WebsitePlatform Login

Overview

Overview of Data Sources, RAG, and source connectivity

Data Sources (RAG)

Data sources are the foundation for retrieval-augmented generation (RAG) in meinGPT. Content from connected sources is indexed and made available to your assistants as knowledge. You can also attach a data source directly to a chat when you only want to look something up once.

How search works

Customer knowledge bases are often large. Hundreds or thousands of gigabytes of Word, PDF, and other files are not unusual. Sending every search query through every file would be far too slow. That is why a search index is built up front. It works similar to Google, just for your internal documents.

The initial indexing can take hours to days, depending on the data volume. Word, PDF, and similar formats are binary, so the text has to be extracted first. This one-time effort pays off in fast search results afterwards.

Search characteristics:

  • Semantic: Documents are converted into mathematical representations (called embeddings) that capture meaning, not just individual words.
  • Sorted by relevance: Hits are ranked by content fit, not by frequency of a search term. A document that thematically matches the question can rank higher than one with the exact keyword.
  • Number of results: By default, the ten most relevant sources are returned. The number is configurable in the settings.
  • Filename search: Besides content, you can also search specifically by filename, for example "Show me file XY".

Cloud data source at a glance

For most teams, the cloud-based data source is the right choice.

PropertyValue
HostingmeinGPT Cloud (Hetzner, Germany)
Sync intervalEvery 15 minutes
Search results per queryDefault 10, configurable
Search methodSemantic (embeddings, sorted by relevance)
AvailabilityIncluded in the standard package

File formats

Well supported are all formats that primarily consist of text:

  • Office documents: DOCX, PPTX, XLSX (with caveats, see below)
  • PDF
  • TXT, Markdown, HTML
  • Code files

Excel tables are a special case. When splitting documents into searchable chunks (a process called chunking), the table context gets lost. A single data row without its column headers often no longer makes sense. For calculations, analyses, and visualizations from Excel files, use Excel mode instead. It processes the original file directly.

OneNote workaround. OneNote files are currently not indexed directly because the format is proprietary. Workaround: export OneNote content regularly via Make or n8n, as PDF or text. The exported files can then be connected like any other source.

Access control

Data sources can be restricted to specific teams. You create teams in the admin interface and assign them to specific data sources. This lets you control which user groups see which data.

Details on creating and managing teams: Team management.

How meinGPT works with files (3-stage model)

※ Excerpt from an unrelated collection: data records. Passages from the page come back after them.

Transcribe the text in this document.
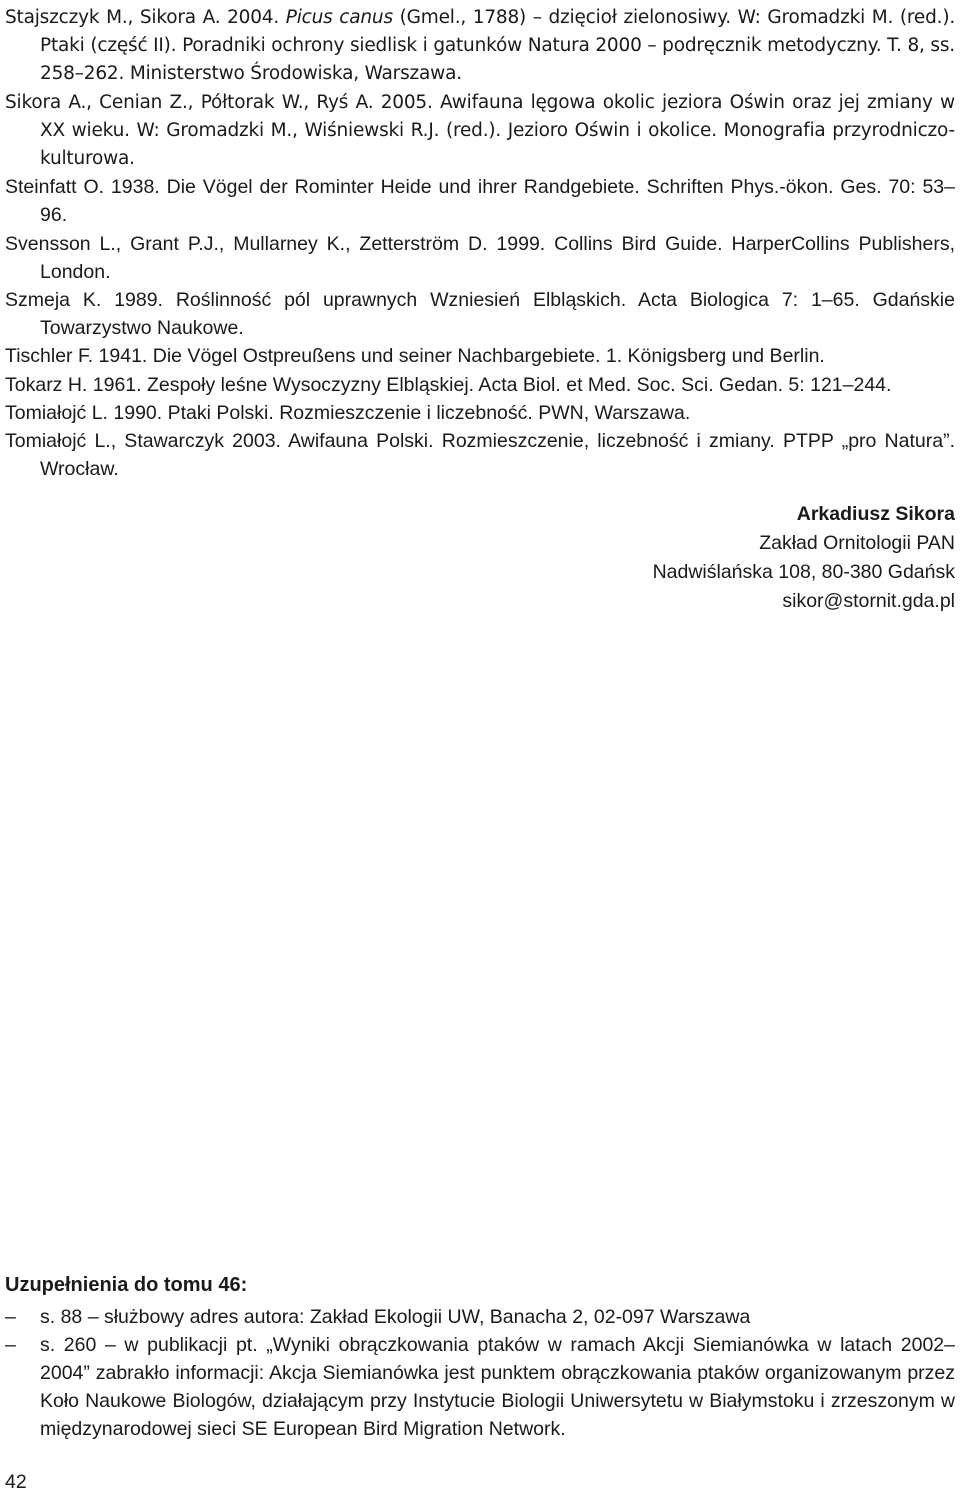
Stajszczyk M., Sikora A. 2004. Picus canus (Gmel., 1788) – dzięcioł zielonosiwy. W: Gromadzki M. (red.). Ptaki (część II). Poradniki ochrony siedlisk i gatunków Natura 2000 – podręcznik metodyczny. T. 8, ss. 258–262. Ministerstwo Środowiska, Warszawa.
Sikora A., Cenian Z., Półtorak W., Ryś A. 2005. Awifauna lęgowa okolic jeziora Oświn oraz jej zmiany w XX wieku. W: Gromadzki M., Wiśniewski R.J. (red.). Jezioro Oświn i okolice. Monografia przyrodniczo-kulturowa.
Steinfatt O. 1938. Die Vögel der Rominter Heide und ihrer Randgebiete. Schriften Phys.-ökon. Ges. 70: 53–96.
Svensson L., Grant P.J., Mullarney K., Zetterström D. 1999. Collins Bird Guide. HarperCollins Publishers, London.
Szmeja K. 1989. Roślinność pól uprawnych Wzniesień Elbląskich. Acta Biologica 7: 1–65. Gdańskie Towarzystwo Naukowe.
Tischler F. 1941. Die Vögel Ostpreußens und seiner Nachbargebiete. 1. Königsberg und Berlin.
Tokarz H. 1961. Zespoły leśne Wysoczyzny Elbląskiej. Acta Biol. et Med. Soc. Sci. Gedan. 5: 121–244.
Tomiałojć L. 1990. Ptaki Polski. Rozmieszczenie i liczebność. PWN, Warszawa.
Tomiałojć L., Stawarczyk 2003. Awifauna Polski. Rozmieszczenie, liczebność i zmiany. PTPP „pro Natura”. Wrocław.
Arkadiusz Sikora
Zakład Ornitologii PAN
Nadwiślańska 108, 80-380 Gdańsk
sikor@stornit.gda.pl
Uzupełnienia do tomu 46:
–	s. 88 – służbowy adres autora: Zakład Ekologii UW, Banacha 2, 02-097 Warszawa
–	s. 260 – w publikacji pt. „Wyniki obrączkowania ptaków w ramach Akcji Siemianówka w latach 2002–2004” zabrakło informacji: Akcja Siemianówka jest punktem obrączkowania ptaków organizowanym przez Koło Naukowe Biologów, działającym przy Instytucie Biologii Uniwersytetu w Białymstoku i zrzeszonym w międzynarodowej sieci SE European Bird Migration Network.
42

Not every request needs the same processing depth. meinGPT decides per request how deep it has to go. There are three stages:

StageWhat happensSufficient for
1. SearchThe platform searches all configured sources and returns snippets and filenamesSimple questions like "Is there a document about topic X?"
2. Full-text retrievalThe model loads the complete content of individual files that look relevant after stage 1Content questions about individual, not overly large documents
3. Code SandboxThe original file is opened in an isolated environment (the sandbox) and processed with PythonCalculations, analyses, charts from large or structured files (e.g. Excel with many rows)

You do not have to configure anything manually. More about the sandbox: Code Sandbox.

Note for on-premise setups: Stage 3 (sandbox) temporarily uploads original files into the meinGPT Cloud, because the sandbox environments run there. The files are deleted immediately after processing. For privacy-sensitive setups, communicate this transparently to your stakeholders.

SharePoint Connector vs. data source: which one when?

If you want to use SharePoint data in meinGPT, you have two options: the native Microsoft 365 Connector, or a data source with SharePoint as a source. Both have their strengths.

CriterionMicrosoft 365 ConnectorData source with SharePoint source
Search methodDirect access in real timePre-built index, sync every 15 minutes
PermissionsRespects SharePoint permissions automatically (at user level via OAuth)Admin configures manually. SharePoint permissions do not apply automatically
AuthenticationEach user authenticates individuallyCentrally configured
ScalingGood for targeted research in single sites or foldersScales to large data volumes, multiple sources combinable
Combining sourcesOnly SharePoint and OneDriveMultiple sources in one data source (SharePoint, local files, Drive, …)

Rule of thumb:

  • Microsoft 365 Connector for most SharePoint use cases. Especially when each user should only see what they are allowed to see in SharePoint itself.
  • Data source when you want to index large stocks centrally, mix multiple sources, or build a central knowledge base without individual permissions.

Configuration & recommendations

Narrow the data scope

There is no hard data limit. But the more data a data source covers, the more irrelevant hits compete with the relevant ones. Recommendation:

  • Connect 500 to 1,000 relevant files per data source in a targeted way, not the entire SharePoint
  • Prefer multiple specialized data sources over one huge one, for example "HR policies", "Product specifications", "Sales material"
  • The more focused a data source, the better the results

Write the short description carefully

The short description of a data source is not just documentation. The model uses it to decide whether a data source is relevant for a given request. A poor description leads to data sources not being searched even when they should be.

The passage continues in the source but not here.